Until the tobacco settlements, the cigarette was largely exempt from government regulation, Blanke said.
He and others pointed out how, since Sandy Hook, Congress has rejected additional money to fund research into gun violence. They see it as a sign of the strength of the gun lobby in the United States.
“Gun manufacturers stand in a position that has some similarity to where tobacco manufacturers used to be,” said Blanke, who was involved in the tobacco litigation as an assistant attorney general in Minnesota.
“They’ve got enough influence that they’ve been able to create special rules just for themselves that give them a unique kind of immunity or shelter from the accountability.
“If facts were to come out, hypothetically, in which the gun companies were shown to have been as cynical and as manipulative and as intentional behind their closed doors as the cigarette manufacturers were, then in the long run, I think public attitudes will shift and society will insist that these companies play by the same rules as every other business,” Blanke said.
The National Rifle Association, the nation’s leading gun rights organization and a top lobbying group, did not respond to requests for comment.
How gun manufacturers are not like cigarette makers
Lawrence Keane, senior vice president and general counsel of the National Shooting Sports Foundation, dismissed the comparison to tobacco litigation as “an old and invalid analogy.”
“Tobacco, when used as intended, causes harm to the user,” he said via email. “Firearms, when used as intended, save lives. The lawful commerce in firearms is constitutionally protected. Tobacco is not.”
Keane said the gun industry has survived years of “costly, vexatious litigation” filed by gun control attorneys and tobacco trial lawyers who modeled their suits on earlier legal strategies.
“In several cases … these plaintiffs’ lawyers took extensive discovery searching for those very internal documents of alleged ‘industry secrets’ about gun design and marketing,” he said.
“They took dozens and dozens of depositions of all of the major manufacturers and received a warehouse full of documents. … Not a single case was successful. So no, there is no comparison to the tobacco litigation.”
In the Big Tobacco cases, settlements were reached during a decades-long national transformation toward lower tolerance for smoking, according to Lytton. That’s not happening with gun control.
“You have people who are increasingly stuck in their positions who are basically suspicious of any additional controls on the sales of firearms, and you have people who are increasingly zealous about trying to shut down access to firearms,” he said.

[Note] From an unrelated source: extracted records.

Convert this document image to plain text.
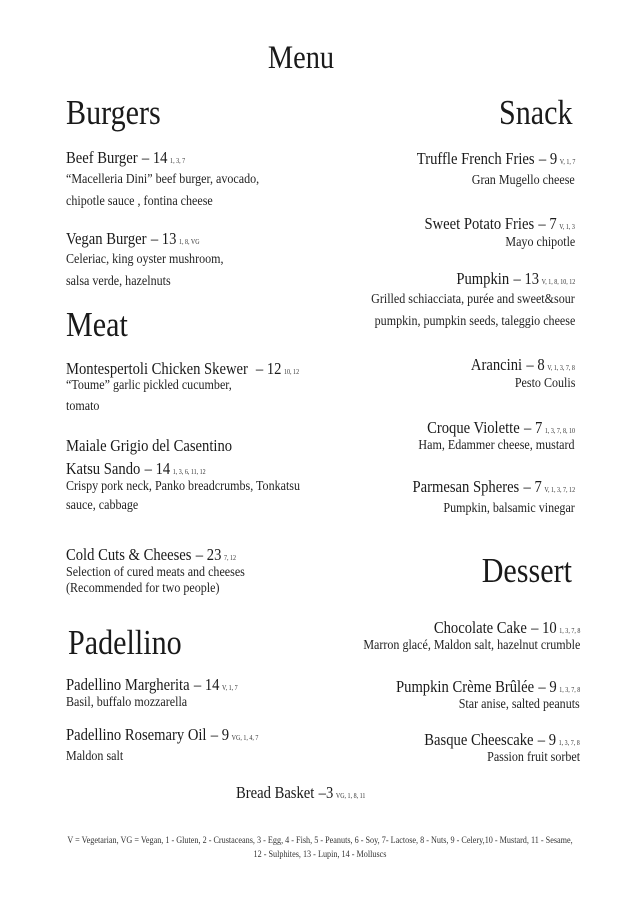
Menu
Burgers	Snack
Meat
Padellino
Dessert
V = Vegetarian, VG = Vegan, 1 - Gluten, 2 - Crustaceans, 3 - Egg, 4 - Fish, 5 - Peanuts, 6 - Soy, 7- Lactose, 8 - Nuts, 9 - Celery,10 - Mustard, 11 - Sesame,
12 - Sulphites, 13 - Lupin, 14 - Molluscs
Beef Burger – 14 1, 3, 7
“Macelleria Dini” beef burger, avocado,
chipotle sauce , fontina cheese
Vegan Burger – 13 1, 8, VG
Celeriac, king oyster mushroom,
salsa verde, hazelnuts
Montespertoli Chicken Skewer – 12 10, 12
“Toume” garlic pickled cucumber,
tomato
Maiale Grigio del Casentino
Katsu Sando – 14 1, 3, 6, 11, 12
Crispy pork neck, Panko breadcrumbs, Tonkatsu
sauce, cabbage
Cold Cuts & Cheeses – 23 7, 12
Selection of cured meats and cheeses
(Recommended for two people)
Padellino Margherita – 14 V, 1, 7
Basil, buffalo mozzarella
Padellino Rosemary Oil – 9 VG, 1, 4, 7
Maldon salt
Bread Basket –3 VG, 1, 8, 11
Truffle French Fries – 9 V, 1, 7
Gran Mugello cheese
Sweet Potato Fries – 7 V, 1, 3
Mayo chipotle
Pumpkin – 13 V, 1, 8, 10, 12
Grilled schiacciata, purée and sweet&sour
pumpkin, pumpkin seeds, taleggio cheese
Arancini – 8 V, 1, 3, 7, 8
Pesto Coulis
Croque Violette – 7 1, 3, 7, 8, 10
Ham, Edammer cheese, mustard
Parmesan Spheres – 7 V, 1, 3, 7, 12
Pumpkin, balsamic vinegar
Chocolate Cake – 10 1, 3, 7, 8
Marron glacé, Maldon salt, hazelnut crumble
Pumpkin Crème Brûlée – 9 1, 3, 7, 8
Star anise, salted peanuts
Basque Cheescake – 9 1, 3, 7, 8
Passion fruit sorbet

“I think there’s a stalemate, and that stalemate is reflected in Congress.”
Unlike smoking, the causes of gun violence and strategies to prevent it have not been extensively studied by public health authorities.
A 2015 CNN investigation showed that the nation’s leading public health official, CDC Director Dr. Tom Frieden, had never — during his six years on the job — talked publicly about gun violence, which kills more people in the U.S. each year than AIDS, colon cancer or prostate cancer.
Frieden declined to comment for the report, but his defenders say he’s being wise. They say that if he dares to publicly talk about lives lost to guns, Congress might retaliate by taking away CDC funding for a whole host of safety issues. That, they say, is the strength of the gun lobby.
As the case involving Sandy Hook victims and Remington moves forward, there is much at stake in one of the most divisive debates in the country.
“The Sandy Hook lawsuit — win, lose or draw — has drawn increasing attention to the gun industry’s marketing, sales and distribution practices as part of the issue of gun violence,” Lytton said.